If you’ve caught the F1 bug and want to experience a race in person, read on to find out which 5 Formula 1 Circuits should be on your travel wish list.
Circuit de Monaco
Where? Monaco, Europe
When? Sunday 28th May
Joining the Formula 1 calendar in 1950, the Circuit de Monaco is one of the oldest and most prestigious race tracks not just in F1 but in motorsports in general. Along with the Indianapolis 500 and the 24 Hours of Le Mans, this racetrack forms the Triple Crown of Motorsport.
It is famous for its narrow, winding course that takes racers through the streets of Monaco. Due to the nature of the course, the race is usually driven at a lower average speed than other courses, but despite that there are still a number of serious crashes every year.
That’s because of the tight and difficult nature of the course, which is why Monaco has traditionally been seen as a test of a driver’s mettle.
Beyond racing, Monaco is a great place to visit anyway, with a number of attractions including the famous Casino de Monaco where you could well find some F1 stars playing high-stakes poker in the days leading up to the race.
(Monaco is a track synonymous with drama.)
Where? Silverstone, England
When? Sunday 9th July
The British Grand Prix, held at Silverstone in 1950 was the first race of the F1 calendar and as such, this track is the oldest on the current circuit. Originally the track was designed for pure and unadulterated speed, but following the Imola tragedies the track was redesigned with driver’s safety in mind.
The most famous section of the track, the Maggots-Becketts complex, features a number of high-speed corners in quick succession that keep drivers on their toes and separate the wheat from the chaff.
Carlos Sainz was the last winner at Silverstone, but British driver Lewis Hamilton holds the record for the fastest lap on the track, clocking an incredible 1:30.510.
Circuit Of The Americas
Where? Austin, Texas USA
When? Sunday 22nd October
In 2007, the last Grand Prix in the United States was held in Indianapolis. That was until 2012 when the Grand Prix returned to the country at the newly built Circuit of the Americas in Austin, Texas.
Designed by Hermann Tilke and American architects HKS, the track takes inspiration from Silverstone’s Maggots-Becketts complex, Suzuka’s S Curves and Hockenheim’s stadium section. The track’s unique uphill run into a super wide Turn 1 has also provided some great overtaking action throughout the years.
Away from the track you can enjoy the food, drink and nightlife of Austin, a city that lives by the slogan ‘Keep Austin Weird’.
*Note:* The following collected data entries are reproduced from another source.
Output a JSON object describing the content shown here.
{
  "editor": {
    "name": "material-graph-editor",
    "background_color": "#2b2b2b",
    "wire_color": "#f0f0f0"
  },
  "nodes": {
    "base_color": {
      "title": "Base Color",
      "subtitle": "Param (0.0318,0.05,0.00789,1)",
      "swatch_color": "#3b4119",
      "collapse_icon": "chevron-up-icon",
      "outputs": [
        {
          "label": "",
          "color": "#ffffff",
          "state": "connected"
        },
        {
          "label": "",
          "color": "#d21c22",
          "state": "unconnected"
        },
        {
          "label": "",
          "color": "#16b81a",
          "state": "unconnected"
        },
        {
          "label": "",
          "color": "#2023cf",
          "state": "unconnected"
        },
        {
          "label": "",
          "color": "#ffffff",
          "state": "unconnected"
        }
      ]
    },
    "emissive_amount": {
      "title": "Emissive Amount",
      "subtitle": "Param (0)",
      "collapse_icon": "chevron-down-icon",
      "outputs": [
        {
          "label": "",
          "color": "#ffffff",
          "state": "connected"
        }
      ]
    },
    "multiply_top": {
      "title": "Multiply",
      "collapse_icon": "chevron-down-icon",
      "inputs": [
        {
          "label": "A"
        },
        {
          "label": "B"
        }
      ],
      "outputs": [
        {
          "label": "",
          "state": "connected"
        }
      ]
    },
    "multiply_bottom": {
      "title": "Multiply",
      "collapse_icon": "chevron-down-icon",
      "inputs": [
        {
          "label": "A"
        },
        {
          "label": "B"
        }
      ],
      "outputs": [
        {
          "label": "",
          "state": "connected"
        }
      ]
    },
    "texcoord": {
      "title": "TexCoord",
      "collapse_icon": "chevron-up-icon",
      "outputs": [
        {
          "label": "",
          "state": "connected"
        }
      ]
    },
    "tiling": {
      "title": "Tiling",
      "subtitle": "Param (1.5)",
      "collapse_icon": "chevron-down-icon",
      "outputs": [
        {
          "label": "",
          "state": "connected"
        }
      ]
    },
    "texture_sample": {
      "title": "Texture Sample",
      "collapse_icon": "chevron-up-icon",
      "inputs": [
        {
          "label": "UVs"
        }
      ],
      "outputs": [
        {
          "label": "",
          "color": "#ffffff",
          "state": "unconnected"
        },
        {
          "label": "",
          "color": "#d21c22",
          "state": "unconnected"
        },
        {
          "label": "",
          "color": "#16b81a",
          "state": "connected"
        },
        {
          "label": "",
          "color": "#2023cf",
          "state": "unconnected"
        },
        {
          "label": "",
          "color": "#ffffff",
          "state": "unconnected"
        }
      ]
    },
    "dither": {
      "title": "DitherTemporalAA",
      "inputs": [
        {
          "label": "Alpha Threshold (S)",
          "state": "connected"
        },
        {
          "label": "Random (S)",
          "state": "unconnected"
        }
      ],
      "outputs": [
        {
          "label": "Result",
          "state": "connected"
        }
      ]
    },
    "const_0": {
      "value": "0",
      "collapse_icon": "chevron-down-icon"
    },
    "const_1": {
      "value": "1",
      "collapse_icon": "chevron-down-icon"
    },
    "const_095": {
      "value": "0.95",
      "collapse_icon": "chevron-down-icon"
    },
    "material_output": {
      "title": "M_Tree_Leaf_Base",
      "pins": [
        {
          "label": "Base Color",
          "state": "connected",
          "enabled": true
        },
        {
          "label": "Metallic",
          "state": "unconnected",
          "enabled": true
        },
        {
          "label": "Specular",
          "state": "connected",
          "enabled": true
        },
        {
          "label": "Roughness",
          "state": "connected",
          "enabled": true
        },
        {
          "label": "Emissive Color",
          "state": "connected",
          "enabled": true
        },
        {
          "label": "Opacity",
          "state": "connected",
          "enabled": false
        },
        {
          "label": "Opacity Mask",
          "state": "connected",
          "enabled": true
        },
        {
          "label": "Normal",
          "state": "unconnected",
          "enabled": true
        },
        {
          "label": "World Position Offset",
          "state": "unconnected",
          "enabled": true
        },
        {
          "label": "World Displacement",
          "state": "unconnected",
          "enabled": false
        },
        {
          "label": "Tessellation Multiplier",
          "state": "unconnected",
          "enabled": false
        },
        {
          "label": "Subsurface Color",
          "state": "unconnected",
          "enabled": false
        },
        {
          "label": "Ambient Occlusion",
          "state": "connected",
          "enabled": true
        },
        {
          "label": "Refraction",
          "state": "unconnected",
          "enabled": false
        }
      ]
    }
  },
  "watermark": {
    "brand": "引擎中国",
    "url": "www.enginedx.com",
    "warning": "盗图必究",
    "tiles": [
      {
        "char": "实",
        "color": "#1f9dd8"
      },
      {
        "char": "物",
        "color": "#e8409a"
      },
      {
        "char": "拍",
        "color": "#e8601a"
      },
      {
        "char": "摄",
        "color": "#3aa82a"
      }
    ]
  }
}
(Take a look at the Austin’s incredible Circuit of the Americas track.)
Where? Suzuka City Japan
When? Sunday 24th September
In 1962 the owner of Japanese car manufacturer Honda decided that his cars should have their own testing track. Enlisting the help of Dutchman John Hugenholtz to help him create his vision, Soichiro Honda commissioned the Suzuka International race track.
It made its first appearance in F1 back in 1987 and has been a fan favourite ever since, with its notorious S Curves and high speed straights proving to be the ultimate test of a drivers skill and a cars robustness.
Autodromo Nazionale Monza
Where? Monza, Italy
When? Sunday 3rd September
Some might say we’ve left the best to last and it would be hard to argue with them as Monza is one of the most iconic racetracks on the planet. Constructed in just 110 days in 1922, this track was just the third purpose built circuit in the world and unsurprisingly for the time, contained a number of death defying banked curves.
Monza was part of the F1 calendar back in 1950 and has only been absent from the tour once, in 1980. It is a track renowned for its speed as 80% of the circuit allows drivers to open up and hit full throttle.
The record speed clocked at Monza was 260.6kmph/161.9mph back in 2004 by Colombian driver Juan Pablo Montoya.